Frequently Asked Questions

Q: Searching for backup files seems cumbersome. Is there a better way?
A: Better, meaning faster, yes. Many automated Web tools (such as WebInspect from offer the capability to query a server for variations of existing filenames, turning an existing index.html file into queries for index.html.bak or index.bak, for example. These scans are generally very thorough but very noisy, and will almost certainly alert the site that you’re scanning. WebInspect is better suited for this task than Google Hacking, but many times a low-profile Google scan can be used to get a feel for the security of a site without alerting the site’s administrators or Intrusion Detection System (IDS). As an added benefit, any information gathered with Google can be reused later in an assessment.
Q: Backup files seem to create security problems, but these files help in the development of a site and provide peace of mind that changes can be rolled back. Isn’t there some way to keep backup files around without the undue risk?
A: Yes.

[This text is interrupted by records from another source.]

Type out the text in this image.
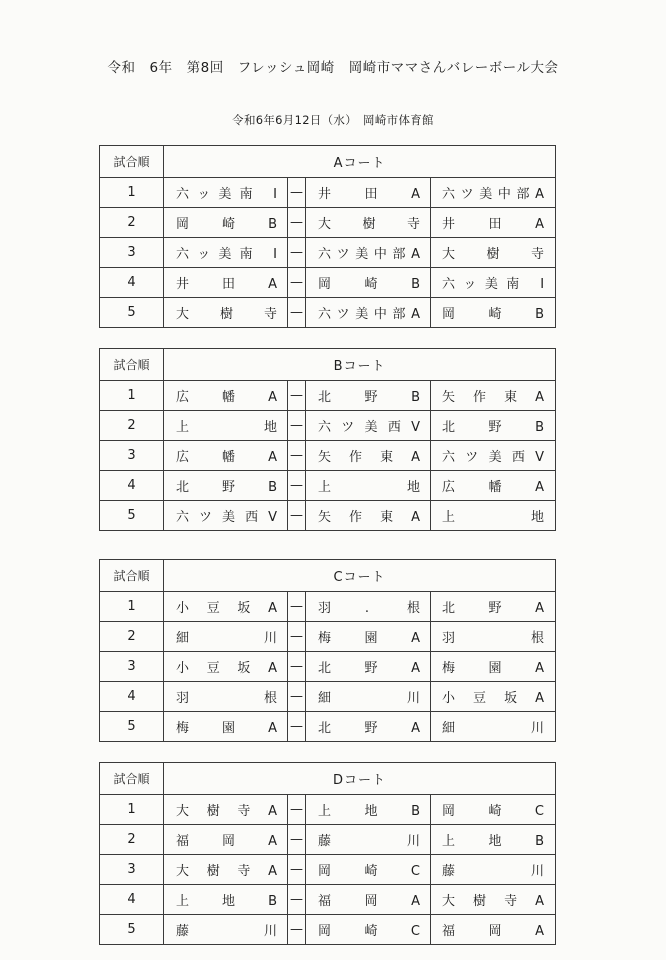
令和　6年　第8回　フレッシュ岡崎　岡崎市ママさんバレーボール大会
令和6年6月12日（水）　岡崎市体育館
試合順	Aコート	
1	六ッ美南 I	—	井 田 A	六ツ美中部A	
2	岡 崎 B	—	大 樹 寺	井 田 A	
3	六ッ美南 I	—	六ツ美中部A	大 樹 寺	
4	井 田 A	—	岡 崎 B	六ッ美南 I	
5	大 樹 寺	—	六ツ美中部A	岡 崎 B	
試合順	Bコート	
1	広 幡 A	—	北 野 B	矢 作 東 A	
2	上 地	—	六 ツ 美 西 V	北 野 B	
3	広 幡 A	—	矢 作 東 A	六 ツ 美 西 V	
4	北 野 B	—	上 地	広 幡 A	
5	六 ツ 美 西 V	—	矢 作 東 A	上 地	
試合順	Cコート	
1	小 豆 坂 A	—	羽. 根	北 野 A	
2	細 川	—	梅 園 A	羽 根	
3	小 豆 坂 A	—	北 野 A	梅 園 A	
4	羽 根	—	細 川	小 豆 坂 A	
5	梅 園 A	—	北 野 A	細 川	
試合順	Dコート	
1	大 樹 寺 A	—	上 地 B	岡 崎 C	
2	福 岡 A	—	藤 川	上 地 B	
3	大 樹 寺 A	—	岡 崎 C	藤 川	
4	上 地 B	—	福 岡 A	大 樹 寺 A	
5	藤 川	—	岡 崎 C	福 岡 A	
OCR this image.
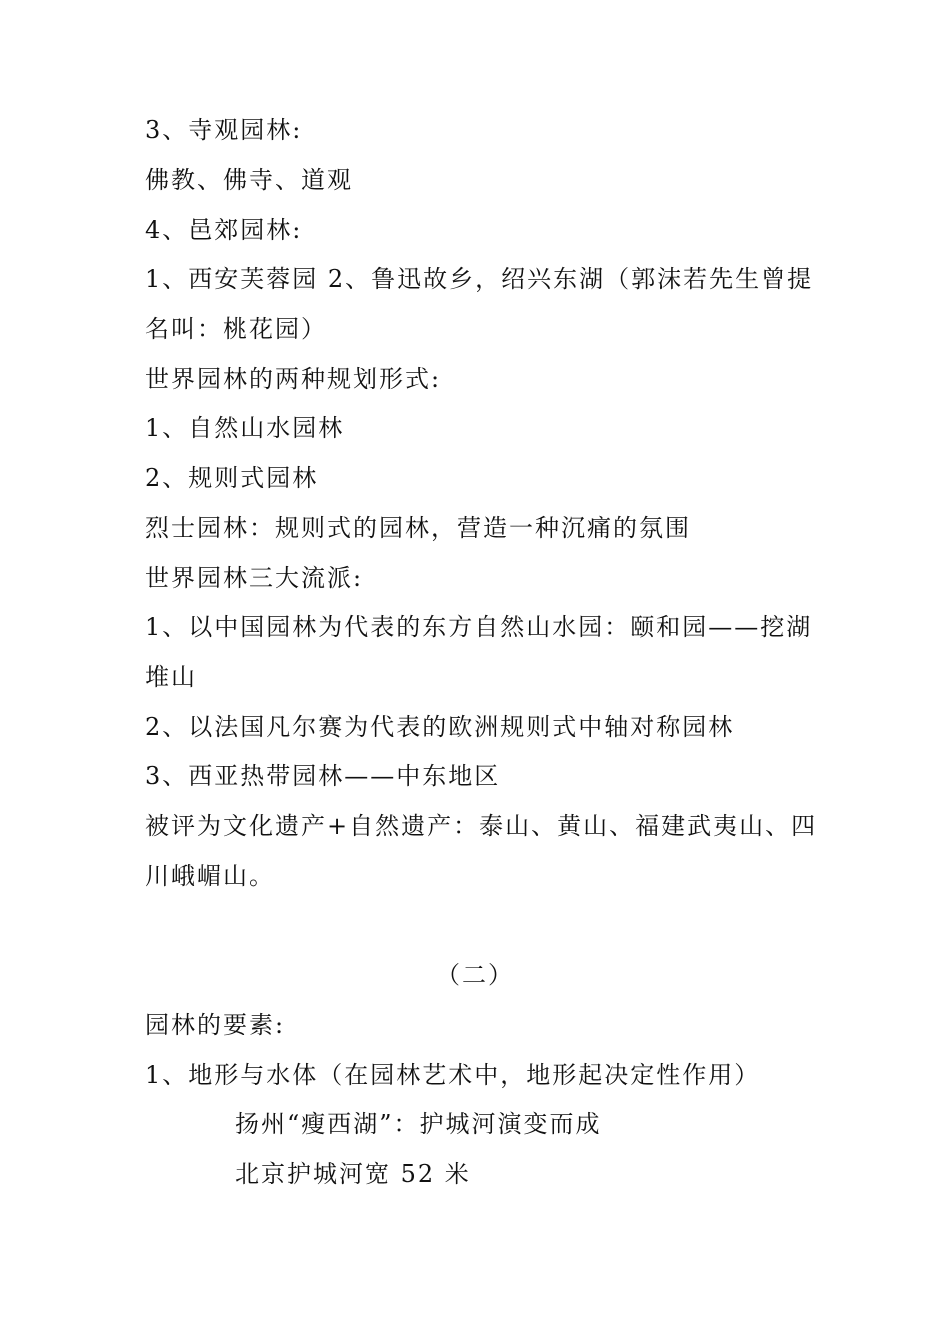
3、寺观园林:
佛教、佛寺、道观
4、邑郊园林:
1、西安芙蓉园 2、鲁迅故乡，绍兴东湖（郭沫若先生曾提
名叫：桃花园）
世界园林的两种规划形式:
1、自然山水园林
2、规则式园林
烈士园林：规则式的园林，营造一种沉痛的氛围
世界园林三大流派:
1、以中国园林为代表的东方自然山水园：颐和园——挖湖
堆山
2、以法国凡尔赛为代表的欧洲规则式中轴对称园林
3、西亚热带园林——中东地区
被评为文化遗产+自然遗产：泰山、黄山、福建武夷山、四
川峨嵋山。
（二）
园林的要素:
1、地形与水体（在园林艺术中，地形起决定性作用）
扬州“瘦西湖”：护城河演变而成
北京护城河宽 52 米
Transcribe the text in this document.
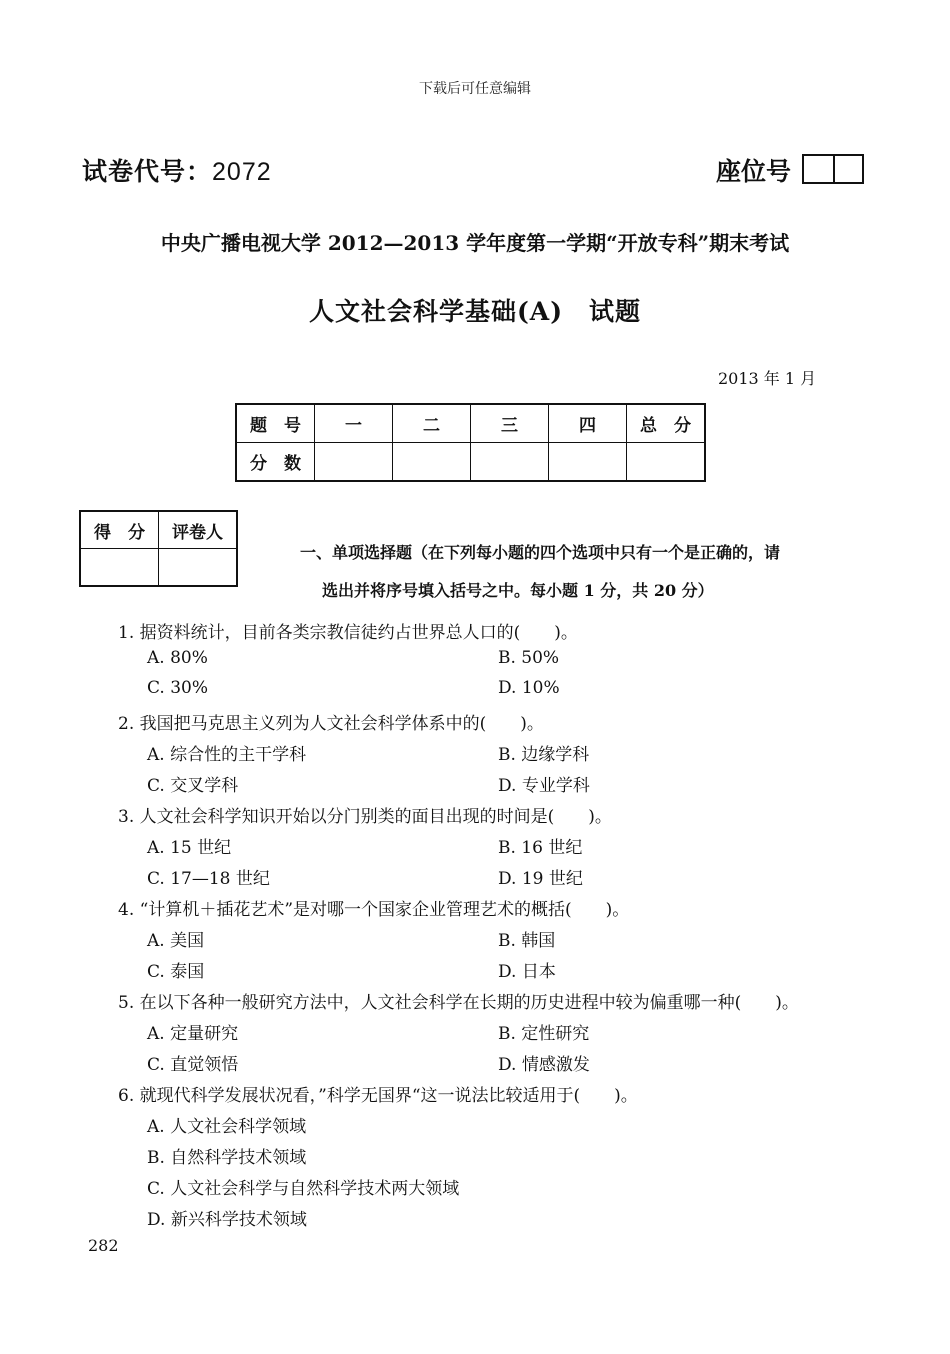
下载后可任意编辑
试卷代号：2072	座位号
中央广播电视大学 2012—2013 学年度第一学期“开放专科”期末考试
人文社会科学基础(A)　试题
2013 年 1 月
题　号	一	二	三	四	总　分
分　数					
得　分	评卷人

一、单项选择题（在下列每小题的四个选项中只有一个是正确的，请
选出并将序号填入括号之中。每小题 1 分，共 20 分）
1. 据资料统计，目前各类宗教信徒约占世界总人口的(　　)。
A. 80%	B. 50%
C. 30%	D. 10%
2. 我国把马克思主义列为人文社会科学体系中的(　　)。
A. 综合性的主干学科	B. 边缘学科
C. 交叉学科	D. 专业学科
3. 人文社会科学知识开始以分门别类的面目出现的时间是(　　)。
A. 15 世纪	B. 16 世纪
C. 17—18 世纪	D. 19 世纪
4. “计算机＋插花艺术”是对哪一个国家企业管理艺术的概括(　　)。
A. 美国	B. 韩国
C. 泰国	D. 日本
5. 在以下各种一般研究方法中，人文社会科学在长期的历史进程中较为偏重哪一种(　　)。
A. 定量研究	B. 定性研究
C. 直觉领悟	D. 情感激发
6. 就现代科学发展状况看，”科学无国界“这一说法比较适用于(　　)。
A. 人文社会科学领域
B. 自然科学技术领域
C. 人文社会科学与自然科学技术两大领域
D. 新兴科学技术领域
282
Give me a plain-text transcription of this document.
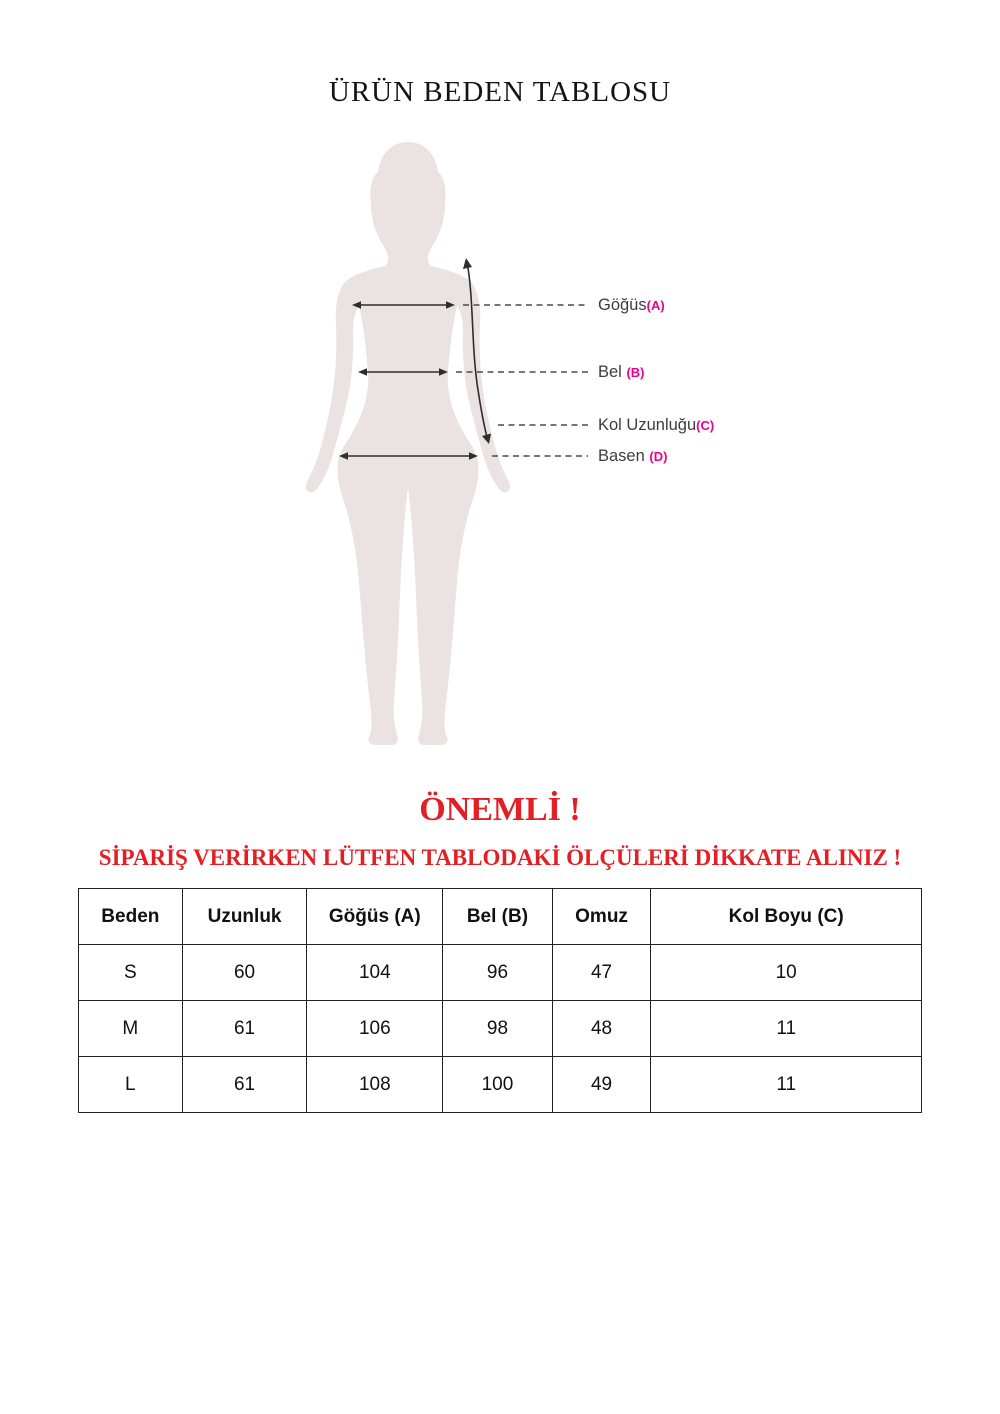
ÜRÜN BEDEN TABLOSU
Göğüs(A)
Bel (B)
Kol Uzunluğu(C)
Basen (D)
ÖNEMLİ !
SİPARİŞ VERİRKEN LÜTFEN TABLODAKİ ÖLÇÜLERİ DİKKATE ALINIZ !
Beden	Uzunluk	Göğüs (A)	Bel (B)	Omuz	Kol Boyu (C)
S	60	104	96	47	10
M	61	106	98	48	11
L	61	108	100	49	11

A major problem with backup files is that in most cases, the Web server displays them differently because they have a different file extension. So there are a few options. First, if you create backup files, keep the extensions the same. Don’t copy index.php to index.bak, but rather to something like index.bak.php. This way the server still knows it’s a PHP file. Second, you could keep your backup files out of the Web directories. Keep them in a place you can access them, but where Web visitors can’t get to them. The third (and best) option is to use a real configuration management system. Consider using a CVS-style system that allows you to register and check out source code. This way you can always roll back to an older version, and you don’t have to worry about backup files sitting around.

1 Remember that filetype searches used to require an search parameter. They don’t any more. In the old days, all filetype searches required an addition of the extension. Filetype:htm would not work, but filetype:htm htm would!